As d/Deaf listeners resist theoretical abstraction, they get to the ontological heart of music. Scholars have long problematized music scholarship's recourse to aesthetic autonomy. In his landmark work on the meanings of performing and listening, Christopher Small argues that “neither the idea that musical meaning resides uniquely in musical objects nor any of its corollaries bears much relation to music as it is actually practiced throughout the human race.”149 Music is an activity grounded in the social. “Musicking” is a “human encounter,”150 or, as Georgina Born explains, music is “immanently social,” such that musicology must be relational:
the conceptual gains of the “impossible totality” project outweigh the risks of hegemonic intellection; unless we cast our nets wide and speak our analytic minds, as it were, there is no chance for others (and Others) to answer back. …
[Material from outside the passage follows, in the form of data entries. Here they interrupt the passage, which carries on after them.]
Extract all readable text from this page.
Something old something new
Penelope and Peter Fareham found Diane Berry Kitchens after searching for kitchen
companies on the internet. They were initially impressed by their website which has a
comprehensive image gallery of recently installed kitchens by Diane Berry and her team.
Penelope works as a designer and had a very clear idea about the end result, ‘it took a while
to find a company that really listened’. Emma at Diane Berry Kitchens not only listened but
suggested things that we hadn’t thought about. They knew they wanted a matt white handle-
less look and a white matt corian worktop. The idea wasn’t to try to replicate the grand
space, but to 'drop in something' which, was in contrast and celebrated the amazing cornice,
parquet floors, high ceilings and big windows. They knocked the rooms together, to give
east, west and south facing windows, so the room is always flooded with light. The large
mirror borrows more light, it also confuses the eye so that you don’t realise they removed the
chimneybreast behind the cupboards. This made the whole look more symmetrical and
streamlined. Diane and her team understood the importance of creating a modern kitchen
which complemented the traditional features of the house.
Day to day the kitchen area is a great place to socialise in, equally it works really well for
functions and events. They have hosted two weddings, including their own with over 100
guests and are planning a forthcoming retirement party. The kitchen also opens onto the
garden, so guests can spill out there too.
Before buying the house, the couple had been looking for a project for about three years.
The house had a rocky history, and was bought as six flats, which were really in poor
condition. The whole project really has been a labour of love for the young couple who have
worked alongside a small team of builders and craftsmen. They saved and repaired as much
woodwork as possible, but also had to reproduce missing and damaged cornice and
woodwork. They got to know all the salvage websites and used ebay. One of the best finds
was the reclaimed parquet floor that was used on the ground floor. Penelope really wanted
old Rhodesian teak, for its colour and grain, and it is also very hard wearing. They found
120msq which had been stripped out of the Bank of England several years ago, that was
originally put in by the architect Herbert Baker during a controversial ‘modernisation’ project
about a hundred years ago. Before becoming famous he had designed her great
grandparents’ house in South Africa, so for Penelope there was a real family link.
… [T]he development of a relational musicology depends upon a break with dominant conceptions not only of what counts as music to be studied, but how it should be studied.151
Deafness only deepens musicology's sense of what music is—its social, relational, and material contours. Music does not simply exceed the limits of aurality; it exceeds the acoustical parameters of sound itself. “Sound” can be a primarily visual-spatial experience as we watch objects and bodies vibrate and move as music passes through them. In certain radical instances, visual cues and silent coordinated gesture are wholly constitutive of musical expression, as in the case of the silent facial singing in Christine Sun Kim's Face Opera II. And deafness also gets at what is already there—the inherent musicality of sign language, the significance of the visual in establishing sight lines at concert venues, the expressive dimension of the face in singing, and the analytic primacy of the score, an inescapably visual medium. Deafness tells us that the score can serve as a useful index: listeners read and subsequently imagine previously internalized pitches and timbres, a familiar process for musicians and scholars of music. But the score's symbolic dimensions are also limited, for better or worse. Whereas notation cannot fully account for the materiality of music, or specify a physical orientation between listener and musical source, Kim highlights that the arbitrary nature of dynamic markings better reflects our subjective perceptions of loudness than the absolute measures of a decibel chart.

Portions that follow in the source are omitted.